Headache has been discussed as one of the most prevalent non-specific neurological symptoms of COVID-19 in prior studies [23], [24], [37], [38], [39], [40], [41]. Another novelty of this experience was to analyze the pattern of headache as the most prevalent neurological symptom among the study population. Further, the prevalence of COVID-19-related headaches was analyzed in different age periods, and it was found that the peak of headache prevalence occurred in patients between 31 and 40 years old; however, it declined above this age. Memory loss and impaired consciousness, on the other hand, were positively correlated with age.

The peripheral nervous system (PNS) can be invaded by COVID-19, just like the central nervous system (CNS). Cranial and peripheral nerves can be involved during COVID-19 infection with direct and indirect mechanisms, as discussed before. Viral entry points to the PNS remain unclear; however, recently, it has been discovered that goblet and ciliated cells can be potential entry points for the SARS-COV-2 virus to PNS [29]. Both goblet and ciliated cells over express ACE2 receptors, which are COVID-19′s main entry routes to the cells [36]. Cranial nerve involvement can lead to hyposmia/anosmia, dysgeusia, and auditory disturbances, all of which are observed in the current experience. Peripheral nerve involvement can result in peripheral paralysis, which is also discussed in the present study.

Hyposmia/anosmia and hypogeusia are common neurological manifestations in the present study with higher occurrences compared to the Spanish population [23]. The exact underlying mechanism of hyposmia/anosmia and hypogeusia in COVID-19 infection remains unclear; however, theoretically, it can be a result of damage to the nasal epithelium or direct damage to the olfactory nerve and olfactory bulb [42], [43]. These two symptoms are believed to be indicators of early infection [17], [42], [44]. However, these symptoms are not analyzed in the present work by the exact time of their occurrence in the infection timeline. This study shows that a small proportion of patients(3.7%) experience paralysis in different forms: 1.1% experience hemiplegia mostly seen in cerebrovascular events, 1.6% experience paraplegia possibly due to cerebrovascular events or peripheral neuropathy and 1.6% experience one-sided facial paralysis observed in both CNS and PNS involvement.

Dizziness is also a frequently mentioned symptom in earlier research [23], [24], [37], [38], [39], [40], [41]; however, the exact pattern of dizziness was analyzed in the current research. In this experience, sex is found to be effective in the prevalence of neurological symptoms of COVID-19. Further, it is showed that female patients are more likely to develop headaches and dizziness compared to male ones, while other neurological symptoms are not influenced by sex.
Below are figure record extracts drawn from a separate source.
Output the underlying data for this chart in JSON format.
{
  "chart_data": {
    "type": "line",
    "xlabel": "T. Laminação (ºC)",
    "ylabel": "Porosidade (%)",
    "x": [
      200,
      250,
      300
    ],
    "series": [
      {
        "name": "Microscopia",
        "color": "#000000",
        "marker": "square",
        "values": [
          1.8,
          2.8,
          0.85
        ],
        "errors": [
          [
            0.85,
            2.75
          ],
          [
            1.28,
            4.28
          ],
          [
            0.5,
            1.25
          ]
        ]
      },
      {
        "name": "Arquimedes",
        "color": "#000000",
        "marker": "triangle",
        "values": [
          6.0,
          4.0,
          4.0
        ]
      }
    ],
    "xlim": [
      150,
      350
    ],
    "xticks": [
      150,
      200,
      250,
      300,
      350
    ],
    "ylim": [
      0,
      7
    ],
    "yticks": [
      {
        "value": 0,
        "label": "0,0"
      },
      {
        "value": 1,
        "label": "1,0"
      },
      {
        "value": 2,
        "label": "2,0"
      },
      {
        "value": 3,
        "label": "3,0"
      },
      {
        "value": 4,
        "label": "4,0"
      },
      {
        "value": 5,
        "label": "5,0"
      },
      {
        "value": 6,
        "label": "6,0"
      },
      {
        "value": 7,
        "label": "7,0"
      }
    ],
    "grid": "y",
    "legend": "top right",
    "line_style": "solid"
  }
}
This study was designed to evaluate neurological symptoms of COVID-19. Outcomes of the disease were not to be evaluated in this study. However, it is recommended to evaluate outcomes of patients with COVID-19 related neurological symptoms in the further studies.

5. Conclusion

In conclusion, neurological manifestations were pretty common among COVID-19 patients. These manifestations can be initiated before the COVID-19 symptoms or appear later in the course of infection. Headache was the most common neurological symptom among COVID-19 patients with higher prevalence and intensity among the females. Headache, dizziness, sleeping problems, hyposmia/anosmia and hypogeusia were very common neurological manifestations of COVID-19 infection, while memory issues, auditory disturbances, paralysis and seizures were other less common ones. Further investigation in larger scales is recommended to get more precise results about COVID-19 neurological manifestations.

Funding

None.

Acknowledgements

Thanks to guidance and advice from Clinical Research Development Unit of Baqiyatallah Hospital, Tehran, Iran.

Data Availability Statement

Any data used to write this article is available and will be shared if necessary. All Statistical analysis files and data are available and will be shared in necessary.